The same tenants applied to the Crofters Commission – set up under the 1886 Act - for the fixing of fair rents. The Commission first came to Shetland in 1889, but such was the volume of applications it had to return in 1892 to complete its work. The author doesn’t mention this, but a check in the two local weekly newspapers confirms that the Commission arrived in Fetlar on 17 August 1892. For a few memorable days Commissioner Hossack and his assistants took evidence in the Free Kirk, not just from the Nicolson tenants, but from those of the Earl of Zetland. In November they issued their decisions. The 36 applicants from the Brough estate had their rents reduced by an average of 23%. Not only that, but the Commission cancelled most – 71% - of their arrears of rent as well. The Day of Judgment had finally arrived. But, as I say, only six or seven of Nicolson’s tenants appear to have applied for the return of some of the confiscated common grazings. Nor did any Fetlar tenant appear before the Deer Forest Commission, which came to Shetland in 1894 to look at the whole question of enlargement of holdings – many men, in partial explanation, were probably at the summer fishing at the time – but in other places (such as in South Cunningsburgh, where the crofters had had their scattald enclosed by Bruce of Sumburgh in 1875), there was detailed testimony.

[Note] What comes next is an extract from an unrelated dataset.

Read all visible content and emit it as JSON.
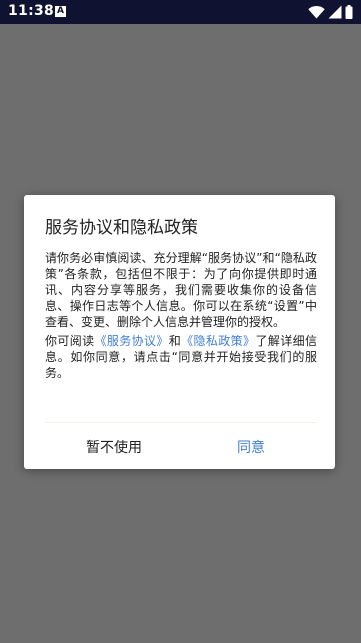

This is only a very superficial description of the contents of a substantial book. Jane Coutts is at pains to explain that one of her aims was to bring out the three-dimensional nature of the various Nicolson family successive lairds – they weren’t all ‘baddies’ in her opinion, although socially they were usually poles apart from their tenants. I have said very little about Part Two of her monumental study, and it is here that she brings out in much detail the personalities of the post-1891 owners – often absentee ones – of Brough Lodge and the Nicolson’s Shetland estates. Family historians and genealogists will find much to consider and enjoy here. There are numerous incidental stories of interest from Shetland, the rest of the UK, and from as far afield as Australia. The book is an essential reference work, not just about one of the most important landed families in the isles, but about the history of Shetland in the last two centuries or so.